Janet Dees is an American curator who is the Steven and Lisa Munster Tananbaum Curator of Modern and Contemporary Art at the Mary and Leigh Block Museum of Art. She is also an art historian and expert on African, African-American, and Spanish colonial art, having researched and taught the subjects in positions at the Metropolitan Museum of Art, the Rosenbach Museum and Library, and the Brooklyn Museum.

Since coming to The Block in 2015, Dees has curated several exhibitions including Hank Willis Thomas: Unbranded (2018); Experiments in Form: Sam Gilliam, Alan Shields, and Frank Stella (2018); Carrie Mae Weems: Ritual and Revolution (2017); and If You Remember, I’ll Remember (2017).

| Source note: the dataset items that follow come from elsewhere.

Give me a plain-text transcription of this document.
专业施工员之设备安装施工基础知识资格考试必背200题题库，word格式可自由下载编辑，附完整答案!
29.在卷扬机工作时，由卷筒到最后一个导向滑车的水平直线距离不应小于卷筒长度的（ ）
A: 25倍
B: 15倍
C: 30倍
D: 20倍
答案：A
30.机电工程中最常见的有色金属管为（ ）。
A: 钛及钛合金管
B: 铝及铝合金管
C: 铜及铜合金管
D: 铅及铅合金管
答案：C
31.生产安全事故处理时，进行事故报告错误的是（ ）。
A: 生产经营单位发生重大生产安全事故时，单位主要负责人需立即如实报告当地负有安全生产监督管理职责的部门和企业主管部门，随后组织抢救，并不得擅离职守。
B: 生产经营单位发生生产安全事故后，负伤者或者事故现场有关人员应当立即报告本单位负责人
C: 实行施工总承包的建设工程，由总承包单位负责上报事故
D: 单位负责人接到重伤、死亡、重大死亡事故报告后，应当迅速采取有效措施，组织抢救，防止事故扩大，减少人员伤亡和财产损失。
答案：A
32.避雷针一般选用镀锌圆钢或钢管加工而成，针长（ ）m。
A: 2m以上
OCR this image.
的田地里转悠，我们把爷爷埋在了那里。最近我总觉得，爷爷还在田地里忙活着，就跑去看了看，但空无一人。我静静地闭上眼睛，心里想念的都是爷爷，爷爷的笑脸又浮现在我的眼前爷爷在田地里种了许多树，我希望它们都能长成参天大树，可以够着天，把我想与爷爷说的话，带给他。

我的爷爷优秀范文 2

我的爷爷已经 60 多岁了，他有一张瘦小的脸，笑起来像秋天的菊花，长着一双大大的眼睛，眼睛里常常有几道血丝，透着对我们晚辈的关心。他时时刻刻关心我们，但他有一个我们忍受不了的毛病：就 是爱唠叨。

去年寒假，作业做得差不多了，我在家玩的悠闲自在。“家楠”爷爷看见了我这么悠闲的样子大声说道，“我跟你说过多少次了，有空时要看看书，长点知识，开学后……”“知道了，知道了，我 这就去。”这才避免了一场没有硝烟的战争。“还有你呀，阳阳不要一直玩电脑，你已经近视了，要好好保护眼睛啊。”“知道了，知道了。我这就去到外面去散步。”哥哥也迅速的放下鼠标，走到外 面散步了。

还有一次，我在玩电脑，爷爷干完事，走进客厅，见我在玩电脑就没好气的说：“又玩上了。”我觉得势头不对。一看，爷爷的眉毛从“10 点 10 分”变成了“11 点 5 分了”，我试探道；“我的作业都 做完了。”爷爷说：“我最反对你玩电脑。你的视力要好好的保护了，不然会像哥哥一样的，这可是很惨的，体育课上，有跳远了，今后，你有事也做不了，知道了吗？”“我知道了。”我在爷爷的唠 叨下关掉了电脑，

Prior to her appointment at the Block, Dees was curator at SITE Santa Fe, where she worked since 2008. In addition, her experience includes educational and curatorial positions at the New York African Burial Ground Project (now the African Burial Ground National Monument), The Metropolitan Museum of Art, The Rosenbach Museum and Library, and the Paul R. Jones Collection of African American Art at the University of Delaware. Dees was a part of the curatorial team for Unsettled Landscapes, the inaugural SITElines: New Perspectives on Art of the Americas biennial (2014). Her 2015 exhibition Unsuspected Possibilities: Leonardo Drew, Sarah Oppenheimer, Marie Watt was supported by an Artistic Innovation and Collaboration Grant from the Robert Rauschenberg Foundation.

She is the recipient of a 2018 Curatorial Fellowship from the Andy Warhol Foundation for the Visual Arts to support the development of the forthcoming exhibition A Site of Struggle: Making Meaning of Anti-Black Violence in American Art and Visual Culture and has been an affiliate of Northwestern’s Center for Native American and Indigenous Research since 2018.

Dees received a BA in art history and African and African American studies from Fordham University and a MA in art history from the University of Delaware.